We are in a golden age of track (especially mid distance). The last golden age we had was in the EL G era of late 90s early 2000s before the EPO test was created.
This post was edited 22 seconds after it was posted.
The sport is always cool, Malmo. The performances and racing are superb. I'm clearly a fan - I watched. What I'm not on board with is the "maybe everyone is just better now" argument, which completely discards tech evolution.
Perhaps one day guys like Kennedy, Ritz, Todd Williams... and even Mark Nenow, Eyestone... Geb... Joe Falcon...
... will have their performances held in as much high regard as, say, Jesse Owen's are now. 10.36 doesn't get you to the state meet out of the Houston HS region some years. And yet it won a gold in Berlin in 1936. I don't hear fans say about Jesse... "maybe they're all just better now".
It's more the other way around. "Jesse ran 10.36 on effing cinders!". So perhaps we'll start hearing... "Bruh. Kennedy went sub 13 pre-Dragonflys". Or... "Coghlan ran 3:50 on a 180m plywood track! Isnt that crazy!"
It's the elitist disdain for the past that kills me.
Exactly, mate. Tech evolution is cyclical, and it’s always the generation that benefits most from it that defends it to the last key stroke. But what goes around comes around—20 years from now, when we see 25 guys breaking 7:10 for 3K, today’s generation will be the ones moaning about the tech those future athletes have and how it shouldn’t be compared to their era. And so, the cycle continues. I say this as a 2021 graduate who saw the direct evolution of super shoes unfold during my college years. There’s no doubt they help—but that doesn’t take anything away from today’s athletes. They’re still working incredibly hard and are insanely talented. It’s the combination of cutting-edge tech and elite runners that’s pushing times faster and deeper than ever.

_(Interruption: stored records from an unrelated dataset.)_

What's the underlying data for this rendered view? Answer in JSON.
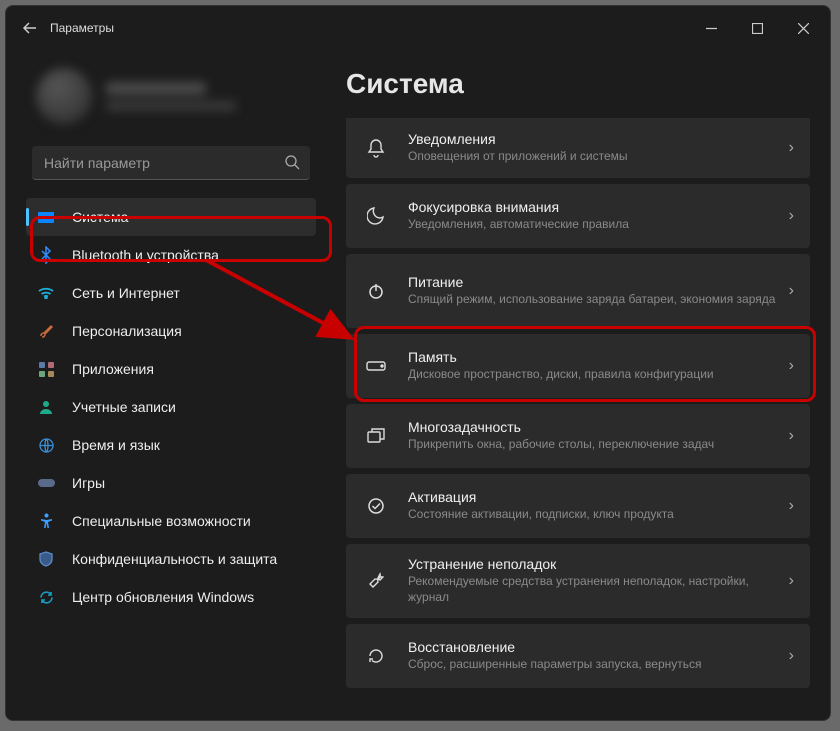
{
  "window": {
    "title": "Параметры"
  },
  "search": {
    "placeholder": "Найти параметр"
  },
  "sidebar": {
    "items": [
      {
        "label": "Система"
      },
      {
        "label": "Bluetooth и устройства"
      },
      {
        "label": "Сеть и Интернет"
      },
      {
        "label": "Персонализация"
      },
      {
        "label": "Приложения"
      },
      {
        "label": "Учетные записи"
      },
      {
        "label": "Время и язык"
      },
      {
        "label": "Игры"
      },
      {
        "label": "Специальные возможности"
      },
      {
        "label": "Конфиденциальность и защита"
      },
      {
        "label": "Центр обновления Windows"
      }
    ]
  },
  "main": {
    "heading": "Система",
    "cards": [
      {
        "title": "Уведомления",
        "sub": "Оповещения от приложений и системы"
      },
      {
        "title": "Фокусировка внимания",
        "sub": "Уведомления, автоматические правила"
      },
      {
        "title": "Питание",
        "sub": "Спящий режим, использование заряда батареи, экономия заряда"
      },
      {
        "title": "Память",
        "sub": "Дисковое пространство, диски, правила конфигурации"
      },
      {
        "title": "Многозадачность",
        "sub": "Прикрепить окна, рабочие столы, переключение задач"
      },
      {
        "title": "Активация",
        "sub": "Состояние активации, подписки, ключ продукта"
      },
      {
        "title": "Устранение неполадок",
        "sub": "Рекомендуемые средства устранения неполадок, настройки, журнал"
      },
      {
        "title": "Восстановление",
        "sub": "Сброс, расширенные параметры запуска, вернуться"
      }
    ]
  }
}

One day, those denying this reality—mostly the current athletes benefiting from today’s shoes—will likely find themselves frustrated by whatever advancements come next. And honestly, I find the whole thing pretty funny.
Why don’t you just say that in 3031 10 guys will be running at the speed of light because tech companies found a way to place a quantum teleporting chip into their vests to make them dodge the spatial-temporal effects of mass-energy so that it only takes one billionth of a second to run a 3k?
Oh now I remember you don’t think there is a problem with being a transgender person.